The U.S. food supply is far out of balance with dietary recommendations. A new study in the Journal of the Academy of Nutrition and Dietetics quantifies the gaps. In brief, the U.S. food supply was quite unhealthy already by the 1970s and has not improved noticeably since then.
The authors -- Paige Miller, Jill Reedy, Sharon Kirkpatrick, and Susan Krebs-Smith -- use a measure more commonly applied to individual survey data, called the Healthy Eating Index. Getting this measure to fit national food supply data from USDA requires a bit of shoe-horning, but nonetheless the results are persuasive about the basic picture. As the video below illustrates, for example, Americans have for decades had all the protein we could possibly need, but the food supply for vegetables falls much short of recommendations.

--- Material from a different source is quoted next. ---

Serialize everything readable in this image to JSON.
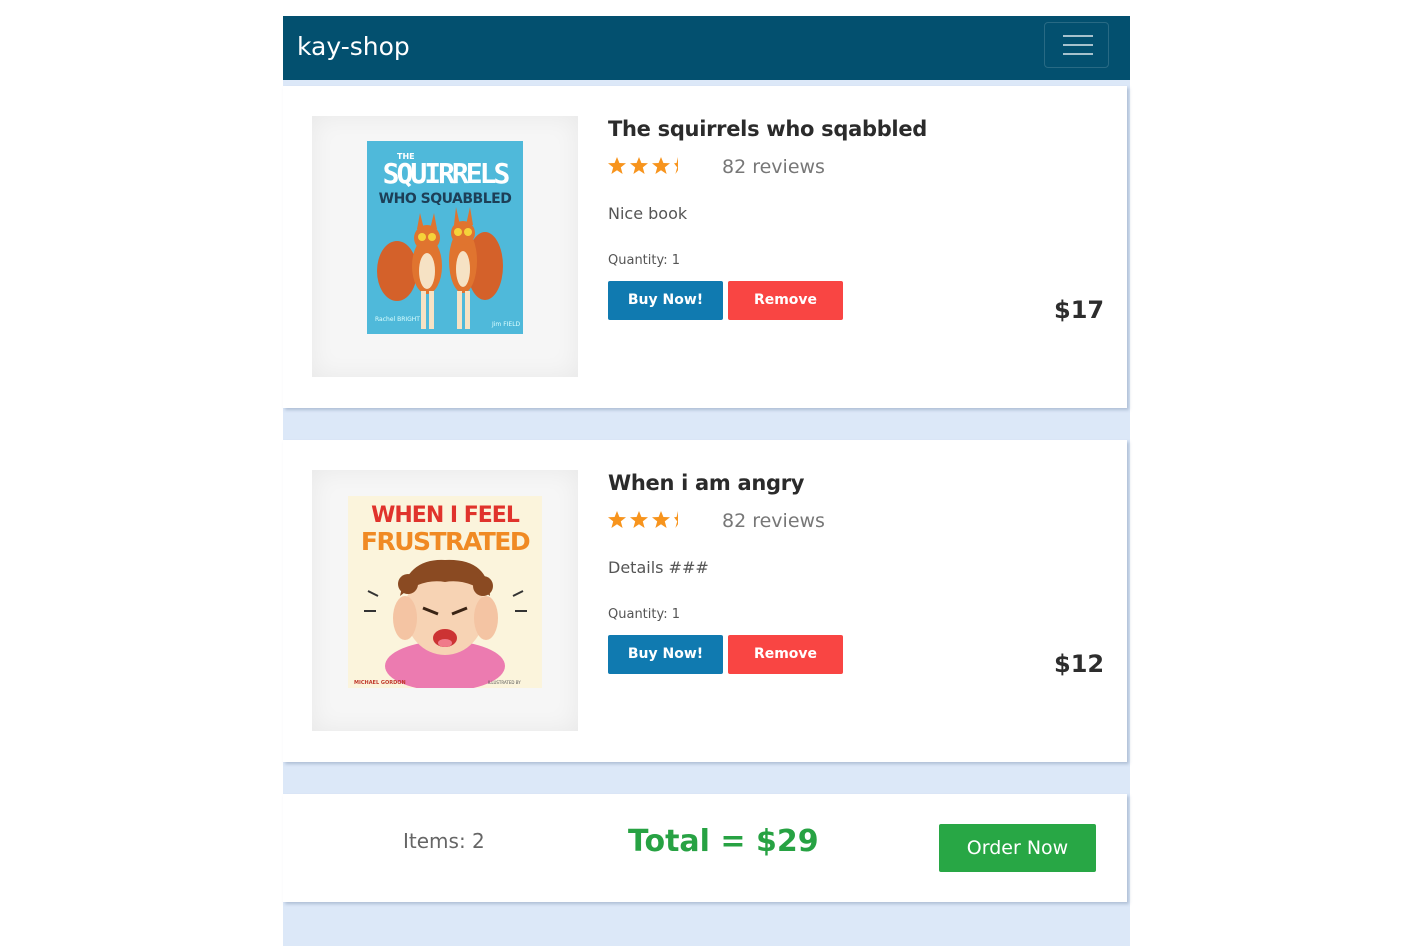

The video -- from the National Collaborative on Childhood Obesity Research (NCCOR) -- generally thinks of the food supply as "upstream" and food consumers as "downstream." A possible implication is that policies should alter the food supply so that downstream consumers could eat more healthfully. It should be noted that people in the food business, and perhaps most agricultural economists too, give greater weight to consumer preferences for unhealthy food as a key driver of the gap the study describes. Economists may suggest that the food supply would provide plenty of healthy food if that's what consumers actually would buy.

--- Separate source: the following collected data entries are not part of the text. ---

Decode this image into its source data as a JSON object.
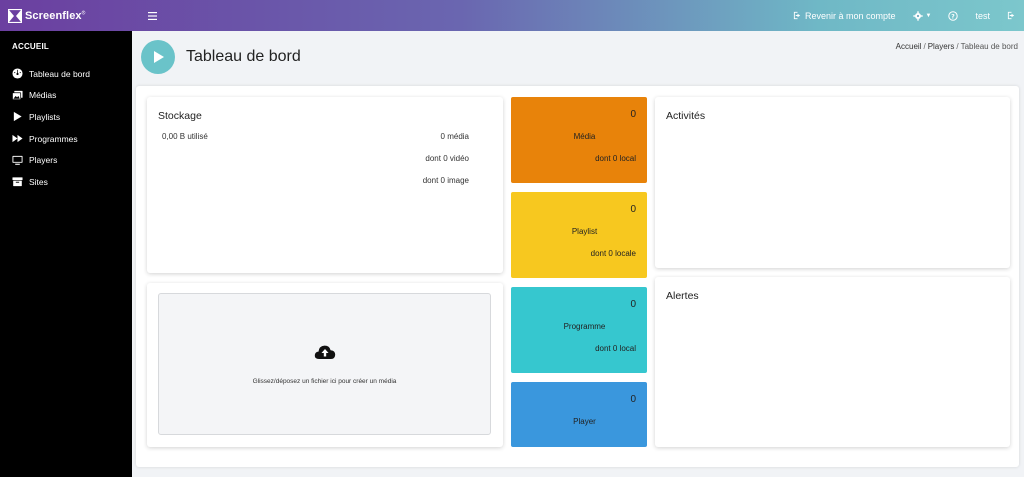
{
  "app": {
    "name": "Screenflex",
    "mark": "®"
  },
  "topbar": {
    "return_label": "Revenir à mon compte",
    "user": "test"
  },
  "sidebar": {
    "heading": "ACCUEIL",
    "items": [
      {
        "label": "Tableau de bord",
        "icon": "dashboard-icon"
      },
      {
        "label": "Médias",
        "icon": "images-icon"
      },
      {
        "label": "Playlists",
        "icon": "play-icon"
      },
      {
        "label": "Programmes",
        "icon": "fast-forward-icon"
      },
      {
        "label": "Players",
        "icon": "monitor-icon"
      },
      {
        "label": "Sites",
        "icon": "archive-icon"
      }
    ]
  },
  "header": {
    "title": "Tableau de bord",
    "breadcrumb": {
      "home": "Accueil",
      "players": "Players",
      "current": "Tableau de bord"
    }
  },
  "storage": {
    "title": "Stockage",
    "used": "0,00 B utilisé",
    "media": "0 média",
    "video": "dont 0 vidéo",
    "image": "dont 0 image"
  },
  "dropzone": {
    "text": "Glissez/déposez un fichier ici pour créer un média"
  },
  "stats": [
    {
      "value": "0",
      "label": "Média",
      "sub": "dont 0 local",
      "color": "#e8830a"
    },
    {
      "value": "0",
      "label": "Playlist",
      "sub": "dont 0 locale",
      "color": "#f7c81f"
    },
    {
      "value": "0",
      "label": "Programme",
      "sub": "dont 0 local",
      "color": "#36c7cf"
    },
    {
      "value": "0",
      "label": "Player",
      "sub": "",
      "color": "#3a97dd"
    }
  ],
  "activities": {
    "title": "Activités"
  },
  "alerts": {
    "title": "Alertes"
  }
}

Still, nutrition scientists and agricultural economists have in recent years been doing better than ever at listening to each other's perspectives on these big questions. For example, in an accompanying article, which calls on dietitians to get involved in designing federal policies such as the Farm Bill, Claire Zizza reviews agricultural economics perspectives as well as public health perspectives on how such policies should be evaluated. It all makes a lively conversation.